Drilling, boring and reaming and three common processes performed by manufacturing companies. All three processes involve, to some degree, creating a new hole or modifying an existing hole in a workpiece. While most people are familiar with drilling, though, many are unfamiliar with boring and reaming. In this post, we’re going to break down the differences between these three processes.
What Is Drilling?
Drilling is a cutting process that involves the use of a drill bit to cut a circular-shape hole in a workpiece. The drill bit used in drilling is a type of rotary cutting tool that, like other rotary cutting tools, rotates while subsequently scraping material out of the workpiece. To drill a workpiece, a manufacturing company must press the drill bit against the workpiece. When the drill is activated, the drill bit will dig its way into the workpiece while creating a circular-shaped hole in the process.
It’s a common assumption that drilling can only be performed on soft materials like wood. Many drilling processes do, in fact, involve wooden workpieces, but others involve workpieces made of harder materials, including metal. As long as the drill bit is harder than the workpiece, it will scrape out material to create a circular-shaped hole.
What Is Boring?
Boring is a cutting process that involves the use of a single-point cutting tool or boring head to enlarge an existing hole in a workpiece. This is in stark contrast to drilling, which is performed to create an initial hole in a workpiece.
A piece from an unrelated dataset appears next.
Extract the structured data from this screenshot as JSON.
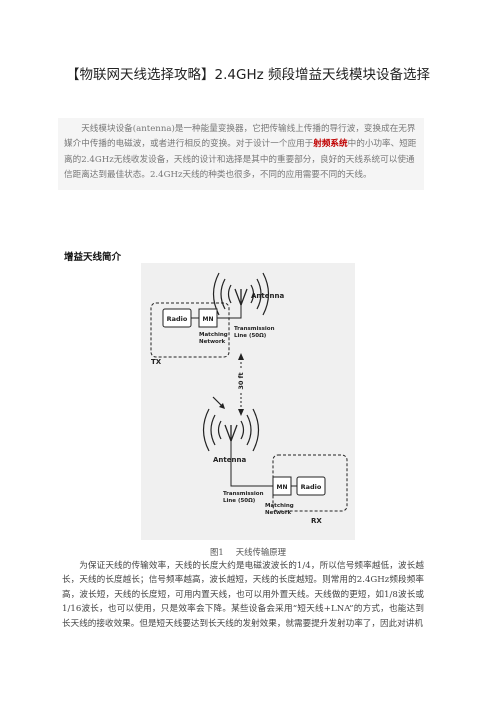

Boring processes are typically performed using a lathe, milling machine or a horizontal boring mill. Each machine uses a different mechanism, but they are all designed to enlarge an existing hole in a workpiece — and that’s the defining characteristic of boring. While drilling is performed to create an initial hole in a workpiece, boring is performed to enlarge an existing hole in a workpiece.
What Is Reaming?
Finally, reaming is a cutting process that involves the use of a rotary cutting tool to create smooth interior walls in an existing hole in a workpiece. The rotary cutting tool used in reaming is known as a reamer. Like drill bits, reamers also remove material from the workpiece on which they are used. However, reamers remove significantly less material than drill bits. The primary purpose of reaming is simply to create smooth walls in an existing hole. Manufacturing companies perform reaming using a milling machine or drill press.